The Italian Nova News Agency revealed that Italy and Libya may sign four or five agreements on the occasion of the visit of the head of the government of national unity, Abdul Hamid al-Dabaiba, to the Italian capital, Rome, from tomorrow, Wednesday, until Thursday, June 8.

Nova reported that a memorandum of understanding is likely to be signed dealing with security and combating irregular migration not only by sea, but also by land in the Sahara desert.

She added that there is another agreement related to reducing carbon dioxide emissions, a sector in which Libya is still somewhat lagging behind and could witness progress thanks to the cooperation between the Libyan National Oil Corporation and Eni, noting that surprises may occur from the infrastructure sector, especially in Internet connectivity.

The Italian agency stated that the Libyan delegation, which includes many government ministers, will assess various other files of common interest, foremost of which is the construction of the “highway of peace” linking eastern and western Libya, which is an infrastructure project that was agreed upon in the Treaty of Friendship, Partnership and Cooperation that it signed.

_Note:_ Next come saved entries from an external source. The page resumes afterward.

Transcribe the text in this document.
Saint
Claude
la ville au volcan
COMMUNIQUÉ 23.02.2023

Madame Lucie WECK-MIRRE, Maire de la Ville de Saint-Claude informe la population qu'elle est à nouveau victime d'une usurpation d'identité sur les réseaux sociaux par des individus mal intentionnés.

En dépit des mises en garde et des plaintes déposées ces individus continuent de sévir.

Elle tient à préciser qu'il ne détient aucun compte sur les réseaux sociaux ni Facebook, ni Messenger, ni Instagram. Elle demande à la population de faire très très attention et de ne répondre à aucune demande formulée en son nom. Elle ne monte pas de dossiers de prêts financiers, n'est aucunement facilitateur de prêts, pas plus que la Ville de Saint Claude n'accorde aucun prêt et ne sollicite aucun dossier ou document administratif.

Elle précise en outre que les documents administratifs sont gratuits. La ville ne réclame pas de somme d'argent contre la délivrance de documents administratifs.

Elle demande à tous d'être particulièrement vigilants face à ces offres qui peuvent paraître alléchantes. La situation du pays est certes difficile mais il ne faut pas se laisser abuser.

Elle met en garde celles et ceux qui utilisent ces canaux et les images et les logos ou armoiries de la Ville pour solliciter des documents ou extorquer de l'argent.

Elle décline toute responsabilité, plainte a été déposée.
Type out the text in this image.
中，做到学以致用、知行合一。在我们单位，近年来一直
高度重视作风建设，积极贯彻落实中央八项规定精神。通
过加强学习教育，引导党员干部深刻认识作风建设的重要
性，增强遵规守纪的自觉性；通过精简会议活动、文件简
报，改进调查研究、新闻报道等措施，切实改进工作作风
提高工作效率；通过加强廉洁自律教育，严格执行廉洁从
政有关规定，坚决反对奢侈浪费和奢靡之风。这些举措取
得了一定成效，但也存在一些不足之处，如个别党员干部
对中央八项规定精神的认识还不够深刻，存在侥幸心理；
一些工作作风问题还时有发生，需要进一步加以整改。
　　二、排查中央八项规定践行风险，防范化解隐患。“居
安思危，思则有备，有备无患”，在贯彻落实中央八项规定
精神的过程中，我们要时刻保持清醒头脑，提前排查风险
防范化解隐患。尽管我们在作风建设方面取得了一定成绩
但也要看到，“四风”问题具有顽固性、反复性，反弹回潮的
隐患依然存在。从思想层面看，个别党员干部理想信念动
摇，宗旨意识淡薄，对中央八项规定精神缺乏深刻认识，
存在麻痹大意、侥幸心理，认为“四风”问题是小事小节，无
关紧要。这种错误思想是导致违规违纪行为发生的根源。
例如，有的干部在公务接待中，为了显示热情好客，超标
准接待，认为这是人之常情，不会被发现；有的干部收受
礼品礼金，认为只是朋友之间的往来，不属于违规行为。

Italy and Libya in Benghazi on August 30, 2008, in addition to the file of the possibility of reopening airlines between Italy and Libya, which in turn is linked to the reconstruction of the international airport in Tripoli by the Italian “ENIS” consortium.

With regard to the issue of immigration, a draft memorandum of understanding between the Italian and Libyan Ministries of the Interior, which Nova received from Libyan sources, stipulated in its first article the “exchange of information and experiences in the field of combating” human trafficking, as well as the “continuation of training” Libyan Coast Guard officers, according to a mechanism to be agreed upon later.

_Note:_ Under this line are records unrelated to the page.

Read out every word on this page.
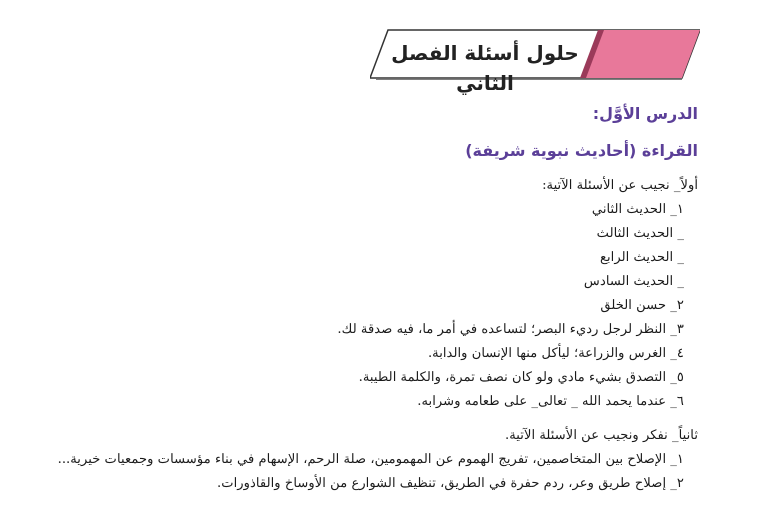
حلول أسئلة الفصل الثاني

الدرس الأوَّل:

القراءة (أحاديث نبوية شريفة)

أولاً_ نجيب عن الأسئلة الآتية:

١_ الحديث الثاني

_ الحديث الثالث

_ الحديث الرابع

_ الحديث السادس

٢_ حسن الخلق

٣_ النظر لرجل رديء البصر؛ لتساعده في أمر ما، فيه صدقة لك.

٤_ الغرس والزراعة؛ ليأكل منها الإنسان والدابة.

٥_ التصدق بشيء مادي ولو كان نصف تمرة، والكلمة الطيبة.

٦_ عندما يحمد الله _ تعالى_ على طعامه وشرابه.

ثانياً_ نفكر ونجيب عن الأسئلة الآتية.

١_ الإصلاح بين المتخاصمين، تفريج الهموم عن المهمومين، صلة الرحم، الإسهام في بناء مؤسسات وجمعيات خيرية...

٢_ إصلاح طريق وعر، ردم حفرة في الطريق، تنظيف الشوارع من الأوساخ والقاذورات.
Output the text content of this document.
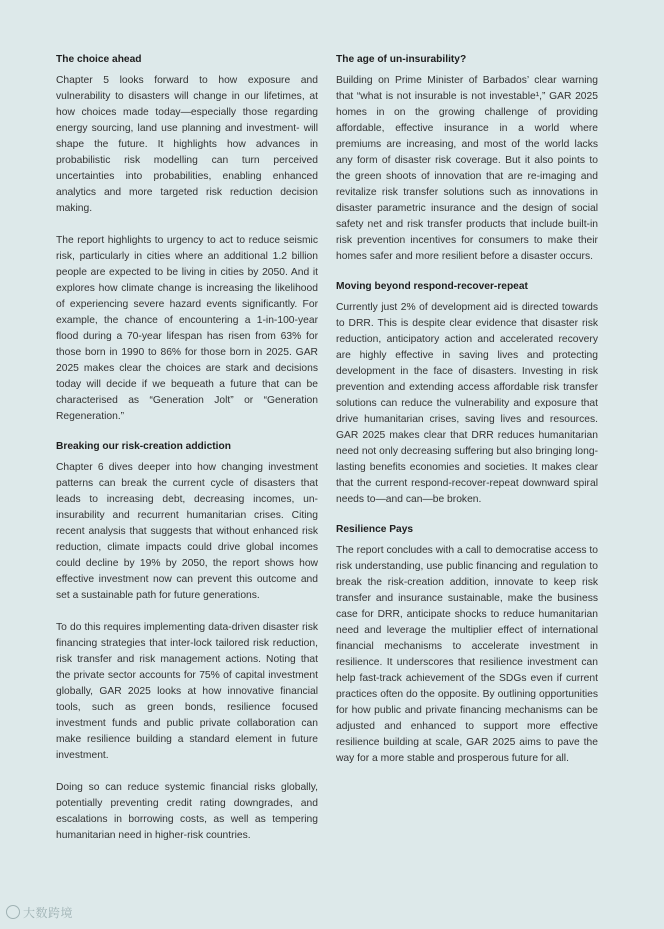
The choice ahead

Chapter 5 looks forward to how exposure and vulnerability to disasters will change in our lifetimes, at how choices made today—especially those regarding energy sourcing, land use planning and investment- will shape the future. It highlights how advances in probabilistic risk modelling can turn perceived uncertainties into probabilities, enabling enhanced analytics and more targeted risk reduction decision making.

The report highlights to urgency to act to reduce seismic risk, particularly in cities where an additional 1.2 billion people are expected to be living in cities by 2050. And it explores how climate change is increasing the likelihood of experiencing severe hazard events significantly. For example, the chance of encountering a 1-in-100-year flood during a 70-year lifespan has risen from 63% for those born in 1990 to 86% for those born in 2025. GAR 2025 makes clear the choices are stark and decisions today will decide if we bequeath a future that can be characterised as “Generation Jolt” or “Generation Regeneration.”

Breaking our risk-creation addiction

Chapter 6 dives deeper into how changing investment patterns can break the current cycle of disasters that leads to increasing debt, decreasing incomes, un-insurability and recurrent humanitarian crises. Citing recent analysis that suggests that without enhanced risk reduction, climate impacts could drive global incomes could decline by 19% by 2050, the report shows how effective investment now can prevent this outcome and set a sustainable path for future generations.

To do this requires implementing data-driven disaster risk financing strategies that inter-lock tailored risk reduction, risk transfer and risk management actions. Noting that the private sector accounts for 75% of capital investment globally, GAR 2025 looks at how innovative financial tools, such as green bonds, resilience focused investment funds and public private collaboration can make resilience building a standard element in future investment.

Doing so can reduce systemic financial risks globally, potentially preventing credit rating downgrades, and escalations in borrowing costs, as well as tempering humanitarian need in higher-risk countries.

The age of un-insurability?

Building on Prime Minister of Barbados’ clear warning that “what is not insurable is not investable¹,” GAR 2025 homes in on the growing challenge of providing affordable, effective insurance in a world where premiums are increasing, and most of the world lacks any form of disaster risk coverage. But it also points to the green shoots of innovation that are re-imaging and revitalize risk transfer solutions such as innovations in disaster parametric insurance and the design of social safety net and risk transfer products that include built-in risk prevention incentives for consumers to make their homes safer and more resilient before a disaster occurs.

Moving beyond respond-recover-repeat

Currently just 2% of development aid is directed towards to DRR. This is despite clear evidence that disaster risk reduction, anticipatory action and accelerated recovery are highly effective in saving lives and protecting development in the face of disasters. Investing in risk prevention and extending access affordable risk transfer solutions can reduce the vulnerability and exposure that drive humanitarian crises, saving lives and resources. GAR 2025 makes clear that DRR reduces humanitarian need not only decreasing suffering but also bringing long-lasting benefits economies and societies. It makes clear that the current respond-recover-repeat downward spiral needs to—and can—be broken.

Resilience Pays

The report concludes with a call to democratise access to risk understanding, use public financing and regulation to break the risk-creation addition, innovate to keep risk transfer and insurance sustainable, make the business case for DRR, anticipate shocks to reduce humanitarian need and leverage the multiplier effect of international financial mechanisms to accelerate investment in resilience. It underscores that resilience investment can help fast-track achievement of the SDGs even if current practices often do the opposite. By outlining opportunities for how public and private financing mechanisms can be adjusted and enhanced to support more effective resilience building at scale, GAR 2025 aims to pave the way for a more stable and prosperous future for all.

大数跨境
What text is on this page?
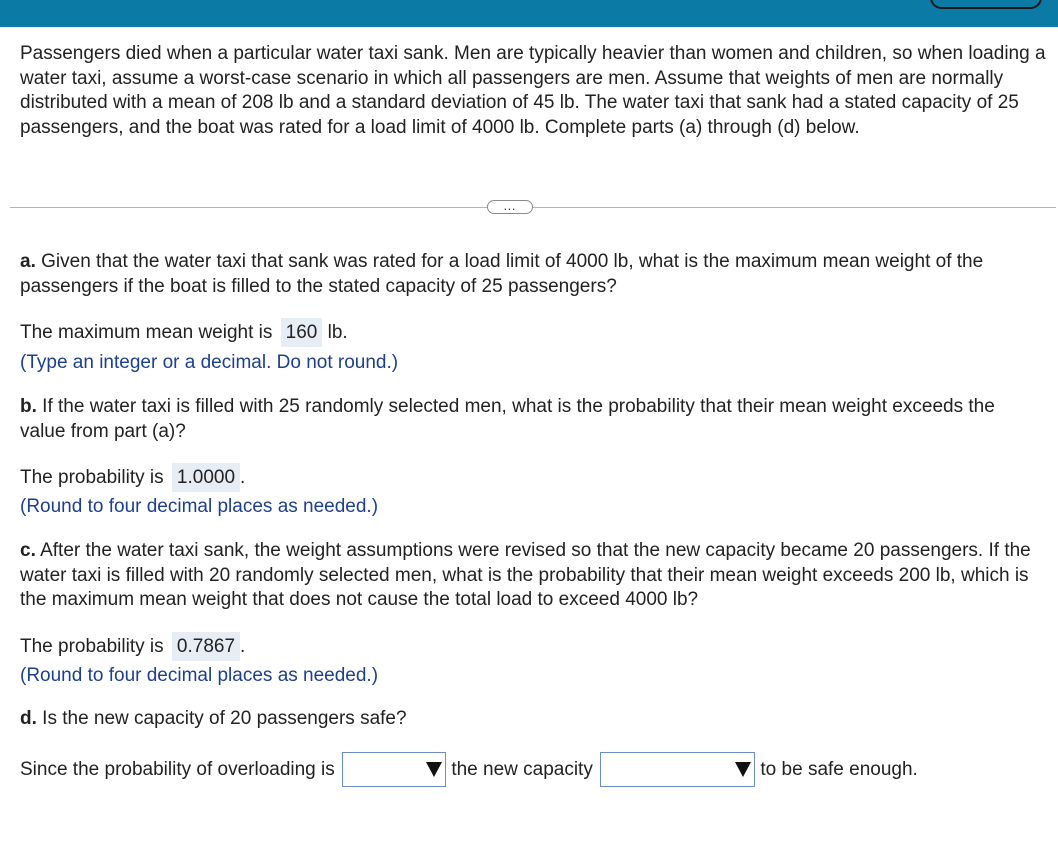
Passengers died when a particular water taxi sank. Men are typically heavier than women and children, so when loading a water taxi, assume a worst-case scenario in which all passengers are men. Assume that weights of men are normally distributed with a mean of 208 lb and a standard deviation of 45 lb. The water taxi that sank had a stated capacity of 25 passengers, and the boat was rated for a load limit of 4000 lb. Complete parts (a) through (d) below.

…

a. Given that the water taxi that sank was rated for a load limit of 4000 lb, what is the maximum mean weight of the passengers if the boat is filled to the stated capacity of 25 passengers?

The maximum mean weight is 160 lb.
(Type an integer or a decimal. Do not round.)

b. If the water taxi is filled with 25 randomly selected men, what is the probability that their mean weight exceeds the value from part (a)?

The probability is 1.0000 .
(Round to four decimal places as needed.)

c. After the water taxi sank, the weight assumptions were revised so that the new capacity became 20 passengers. If the water taxi is filled with 20 randomly selected men, what is the probability that their mean weight exceeds 200 lb, which is the maximum mean weight that does not cause the total load to exceed 4000 lb?

The probability is 0.7867 .
(Round to four decimal places as needed.)
d. Is the new capacity of 20 passengers safe?
Since the probability of overloading is	the new capacity	to be safe enough.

The draft memorandum, which is still under negotiation and review, also includes “continuing delivery of ships and marine equipment to Libya,” as well as “conducting joint exercises at sea and providing technical and logistical support to the Libyan Coast Guard Command,” including “unmanned aerial vehicles, radio communication equipment, and cameras.” and tracking devices.

The draft agreement also provides for “reviewing special security measures to protect Libya’s southern borders and monitoring desert routes used by illegal immigrants to coastal cities.”

According to Nova, the agreement will enter into force on the date of signing it, and its duration will be three years, and it can be extended automatically for the same period (3 years) in the absence of an objection from one of the parties.